Chair Force Engineer

Tuesday, July 08, 2008

Ticket to the Moon

Elon Musk, CEO of SpaceX, has provocatively declared that an eventual flight around the moon would cost $80 million. I assume he means $80 million per seat, which is four times the rate of an ISS trip on a Russian Soyuz.

Mr. Coppinger complains that passengers in the cicrumlunar "Dragon" will be cramped. They'll need a habitation module and an earth departure stage, or so he claims. While SpaceX's Dragon capsule can carry up to seven people, it's likely that some seats would be removed for the lunar voyage to reduce mass and/or provide more habitable volume. It is likely that a circumlunar version of F9 Heavy would need a restartable upper stage to perform the mission, unless the current second stage can restart, and if it has enough propellant left over once the capsule has achieved orbit.
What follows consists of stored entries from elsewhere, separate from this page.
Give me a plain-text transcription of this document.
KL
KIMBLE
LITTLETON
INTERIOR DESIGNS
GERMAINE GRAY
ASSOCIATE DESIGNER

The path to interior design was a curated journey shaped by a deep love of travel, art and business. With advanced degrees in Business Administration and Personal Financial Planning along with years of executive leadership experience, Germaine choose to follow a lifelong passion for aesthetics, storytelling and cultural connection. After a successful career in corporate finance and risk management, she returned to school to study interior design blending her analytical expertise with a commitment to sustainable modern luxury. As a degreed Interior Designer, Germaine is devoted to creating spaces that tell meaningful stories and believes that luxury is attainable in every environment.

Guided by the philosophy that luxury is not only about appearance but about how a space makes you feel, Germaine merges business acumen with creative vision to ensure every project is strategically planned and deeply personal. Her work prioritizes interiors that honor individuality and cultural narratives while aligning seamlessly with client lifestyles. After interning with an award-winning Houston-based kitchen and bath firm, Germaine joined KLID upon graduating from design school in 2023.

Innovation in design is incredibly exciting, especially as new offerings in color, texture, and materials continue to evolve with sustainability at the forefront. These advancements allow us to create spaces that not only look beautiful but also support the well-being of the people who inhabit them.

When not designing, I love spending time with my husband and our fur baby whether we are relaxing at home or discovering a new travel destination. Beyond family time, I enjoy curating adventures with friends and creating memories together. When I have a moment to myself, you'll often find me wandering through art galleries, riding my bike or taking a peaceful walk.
The plan to launch a Dragon around the moon using a Falcon IX heavy has a lot of merit. Unfortunately, I'm skeptical whether Falcon IX Heavy is capable of the 27 ton payloads that are promised. That's similar in performance to the postulated Atlas V Heavy. Unfortunately, Falcon IX has less energetic engines on both stages compared to Atlas V. The gas-generator Merlin has a vacuum Isp around 309 seconds, while the staged-combustion RD-180 has an Isp of 331. The upper stage comparison is between the kerosene-burning Merlin and the hydrogen-burning RL-10A-4A; there's no contest betweenthe two upper-stages performance-wise. Until a Falcon IX flies, it's hard to say whether it will live up to expectations.

Still, Elon Musk's announcement should serve as testing the waters on whether there's a commercial demand for lunar exploration. While the lunar trip might only appeal to eccentric billionaires at first, it's the first step towards an entire lunar exploration industry.

EDIT: After re-reading the Rob Coppinger piece, it appears that the quoted $80 mil figure is for the entire mission, and all seven seats will be utilized. Such a boast does not pass the sniff test. But a four-crew mission with each ticket costing $80 mil seems to be a more credible approach.